A rarer condition called hereditary hemorrhagic telangiectasia (HHT) causes abnormal blood vessels to form in the nose and other parts of the body. Nosebleeds are the most common sign. People with HHT often notice small red or purplish spots on their lips, fingertips, face, or the inside of their mouth. These spots lighten briefly when you press on them. HHT runs in families, so a parent or sibling with similar symptoms is a meaningful clue. Genetic testing can confirm the diagnosis.
Does High Blood Pressure Cause Nosebleeds?
This is one of the most common assumptions, and the reality is more nuanced. High blood pressure doesn’t appear to trigger nosebleeds on its own.
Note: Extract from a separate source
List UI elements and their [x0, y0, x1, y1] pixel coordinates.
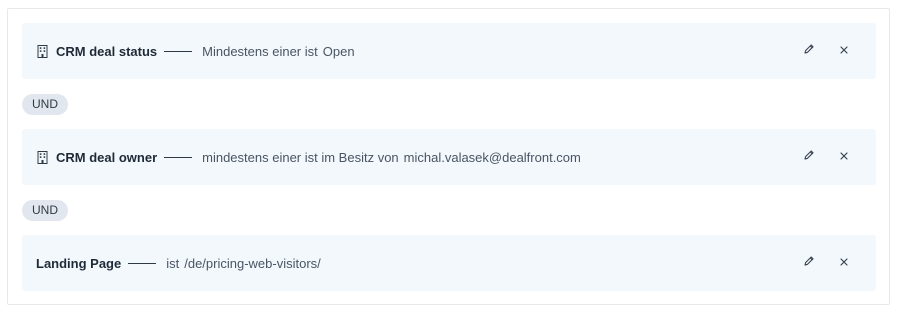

However, when a nosebleed starts from another cause, elevated blood pressure can make it harder to stop and increase the amount of blood lost. People with uncontrolled hypertension may perceive their nosebleeds as more frequent simply because each episode is more dramatic and prolonged. If you’re getting nosebleeds and also have untreated high blood pressure, both deserve attention, but they’re likely separate problems with a compounding relationship.
How to Stop a Nosebleed Correctly
Most people tilt their head back, but this just sends blood down the throat. Instead, lean slightly forward and pinch the soft, cartilaginous part of your nose between your thumb and the side of your index finger. Not the bony bridge, but the fleshy lower portion. Hold steady pressure for a full 10 minutes without checking. The urge to peek is strong, but releasing pressure too early disrupts the clot that’s trying to form.
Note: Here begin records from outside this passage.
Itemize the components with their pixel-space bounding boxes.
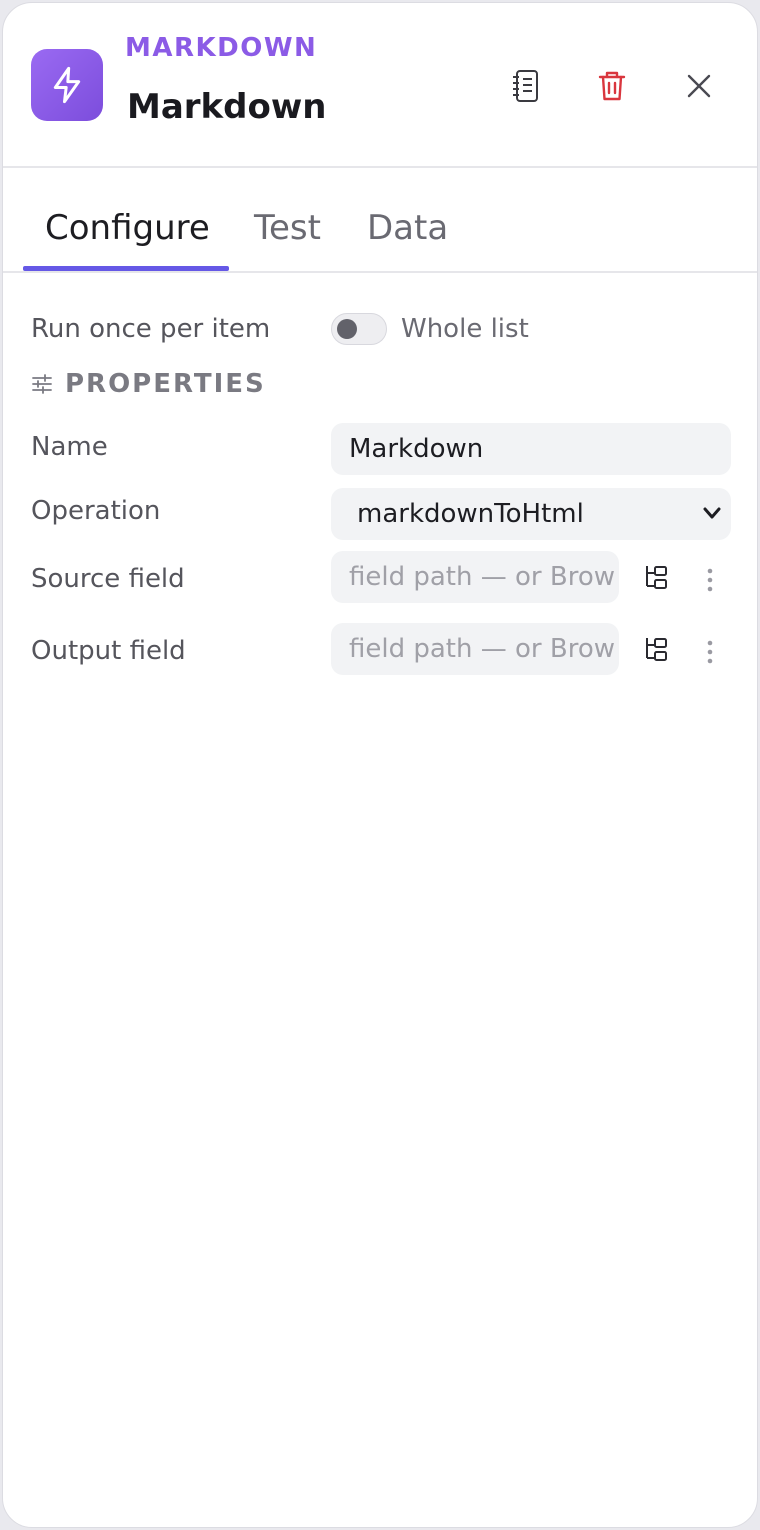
name-input[interactable]: Markdown (331, 423, 731, 475)
toggle-knob (337, 319, 357, 339)
output-field-placeholder: field path — or Brow (349, 634, 615, 664)
trash-icon (598, 71, 626, 101)
output-browse-button[interactable] (639, 632, 673, 666)
source-field-placeholder: field path — or Brow (349, 562, 615, 592)
output-field-input[interactable]: field path — or Brow (331, 623, 619, 675)
close-icon (687, 74, 711, 98)
delete-button[interactable] (589, 63, 635, 109)
tab-bar: Configure Test Data (3, 170, 757, 273)
operation-label: Operation (31, 496, 161, 526)
output-more-button[interactable] (693, 635, 727, 669)
output-field-label: Output field (31, 636, 186, 666)
panel-header: MARKDOWN Markdown (3, 3, 757, 168)
node-title: Markdown (127, 87, 327, 127)
section-title: PROPERTIES (65, 369, 266, 399)
source-field-label: Source field (31, 564, 185, 594)
active-tab-indicator (23, 266, 229, 271)
source-more-button[interactable] (693, 563, 727, 597)
tree-structure-icon (646, 638, 667, 661)
tab-configure[interactable]: Configure (45, 208, 210, 248)
more-vertical-icon (707, 568, 713, 592)
source-browse-button[interactable] (639, 560, 673, 594)
whole-list-label: Whole list (401, 314, 529, 344)
operation-value: markdownToHtml (357, 499, 584, 529)
whole-list-toggle[interactable] (331, 313, 387, 345)
close-button[interactable] (676, 63, 722, 109)
notebook-icon (513, 70, 538, 102)
more-vertical-icon (707, 640, 713, 664)
run-mode-label: Run once per item (31, 314, 271, 344)
node-config-panel: MARKDOWN Markdown Configure Test Data Ru… (2, 2, 758, 1528)
tab-test[interactable]: Test (254, 208, 321, 248)
tree-structure-icon (646, 566, 667, 589)
operation-select[interactable]: markdownToHtml (331, 488, 731, 540)
source-field-input[interactable]: field path — or Brow (331, 551, 619, 603)
sliders-icon (32, 374, 52, 394)
properties-section-header: PROPERTIES (31, 369, 266, 399)
chevron-down-icon (703, 507, 721, 519)
notes-button[interactable] (503, 63, 549, 109)
name-value: Markdown (349, 434, 484, 464)
node-kind-label: MARKDOWN (125, 33, 318, 63)
name-label: Name (31, 432, 108, 462)
tab-data[interactable]: Data (367, 208, 448, 248)
lightning-icon (31, 49, 103, 121)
A nosebleed lasting longer than 30 minutes despite correct pressure is a red flag that warrants emergency evaluation. So is any nosebleed accompanied by dizziness, rapid heartbeat, or difficulty breathing, which could signal significant blood loss or airway involvement.
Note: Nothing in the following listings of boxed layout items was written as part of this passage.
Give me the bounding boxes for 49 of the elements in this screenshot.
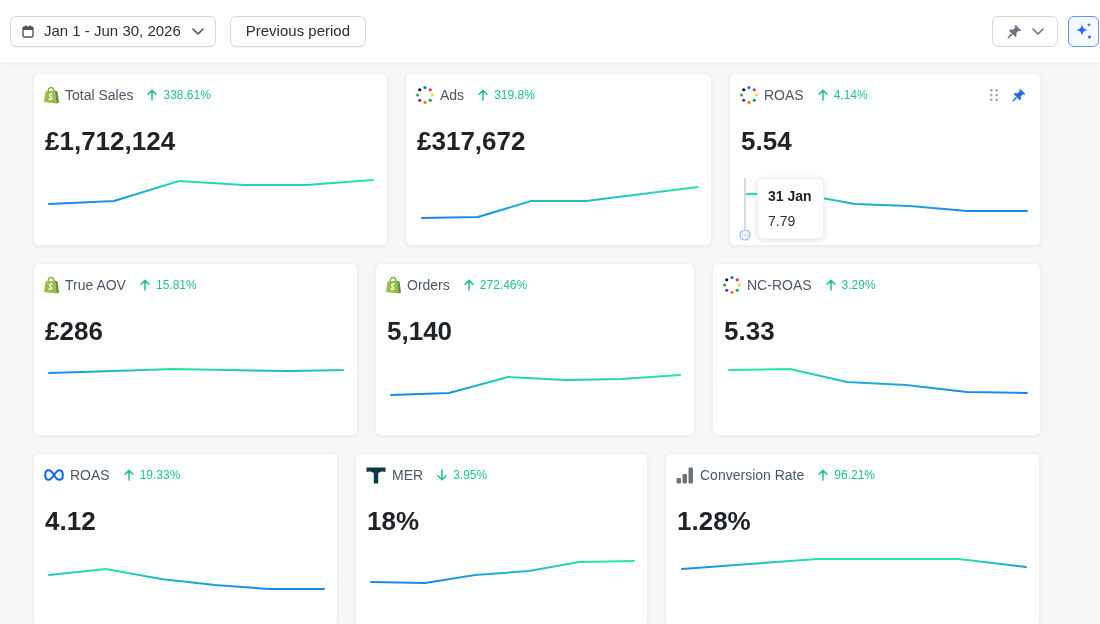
bar-chart-icon (676, 466, 694, 484)
tooltip-date: 31 Jan (768, 187, 812, 205)
compare-period-button[interactable]: Previous period (229, 15, 366, 47)
cursor-line (744, 178, 746, 230)
change-percent: 319.8% (494, 87, 535, 104)
metric-title: Total Sales (65, 85, 134, 105)
metric-title: True AOV (65, 275, 126, 295)
chevron-down-icon (1031, 27, 1044, 35)
shopping-bag-icon (44, 276, 59, 294)
sparkle-button[interactable] (1068, 15, 1099, 47)
change-percent: 272.46% (479, 277, 528, 294)
metric-title: Ads (440, 85, 465, 105)
dot-ring-icon (416, 86, 434, 104)
shopping-bag-icon (386, 276, 401, 294)
metric-value: 5,140 (387, 315, 453, 347)
chevron-down-icon (191, 27, 204, 35)
metric-value: 5.54 (741, 125, 792, 157)
metric-title: Conversion Rate (700, 465, 805, 485)
metric-title: Orders (407, 275, 450, 295)
metric-title: ROAS (764, 85, 804, 105)
calendar-icon (22, 24, 34, 38)
metric-value: £1,712,124 (45, 125, 176, 157)
change-percent: 3.95% (453, 467, 488, 484)
infinity-icon (44, 469, 64, 481)
date-range-button[interactable]: Jan 1 - Jun 30, 2026 (10, 15, 216, 47)
cursor-handle-icon[interactable] (739, 229, 751, 241)
metric-value: 5.33 (724, 315, 775, 347)
metric-title: NC-ROAS (747, 275, 812, 295)
dot-ring-icon (740, 86, 758, 104)
change-percent: 15.81% (155, 277, 197, 294)
metric-title: MER (392, 465, 424, 485)
pin-icon (1006, 23, 1022, 39)
tee-shape-icon (366, 466, 386, 484)
change-percent: 3.29% (841, 277, 876, 294)
metric-value: 18% (367, 505, 420, 537)
change-percent: 338.61% (163, 87, 211, 104)
metric-value: £317,672 (417, 125, 526, 157)
change-percent: 19.33% (139, 467, 181, 484)
change-percent: 96.21% (834, 467, 875, 484)
drag-handle-icon[interactable] (990, 89, 998, 101)
dot-ring-icon (723, 276, 741, 294)
pin-menu-button[interactable] (992, 15, 1058, 47)
metric-value: £286 (45, 315, 103, 347)
metric-value: 1.28% (677, 505, 751, 537)
metric-title: ROAS (70, 465, 110, 485)
shopping-bag-icon (44, 86, 59, 104)
metric-value: 4.12 (45, 505, 96, 537)
change-percent: 4.14% (833, 87, 868, 104)
tooltip-value: 7.79 (768, 212, 796, 230)
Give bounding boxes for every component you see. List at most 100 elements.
Preventing Recurrent Nosebleeds
Keeping the nasal lining moist is the single most effective prevention strategy. A humidifier in the bedroom, especially during heating season, helps maintain humidity above the 30% threshold where nasal dryness becomes a problem. Saline nasal sprays applied a few times a day can rehydrate the tissue directly. If you want to use a lubricant like petroleum jelly, apply it sparingly and not within several hours of lying down. Water-soluble options are generally a safer choice for nasal use. A saline gel specifically designed for the nose offers moisture without the risks of oil-based products.
Resist the urge to pick at scabs inside the nose. Trim fingernails short if you tend to pick unconsciously, especially in sleep. Blow your nose gently, one nostril at a time. If you use a nasal steroid spray, aim the nozzle toward the outer wall of the nostril rather than straight at the septum, which reduces direct trauma to the most vulnerable tissue.
When Cauterization Makes Sense
If you have a visible, repeatedly bleeding vessel on your septum, a doctor can seal it through cauterization. The two main approaches are chemical cauterization, which uses a silver nitrate stick applied to the vessel, and electrical cauterization, which uses heat delivered through a small probe. Both are quick outpatient procedures. Research comparing the two in patients with recurring nosebleeds found that electrical cauterization had a significantly lower recurrence rate, with silver nitrate carrying about 2.5 times the risk of the bleeding coming back. The time between procedures and any recurrence was similar for both methods, averaging roughly 4 to 6 months. Your doctor’s recommendation will depend on the severity and location of the bleeding vessel, but it’s worth knowing that electrical cauterization tends to produce a more durable result.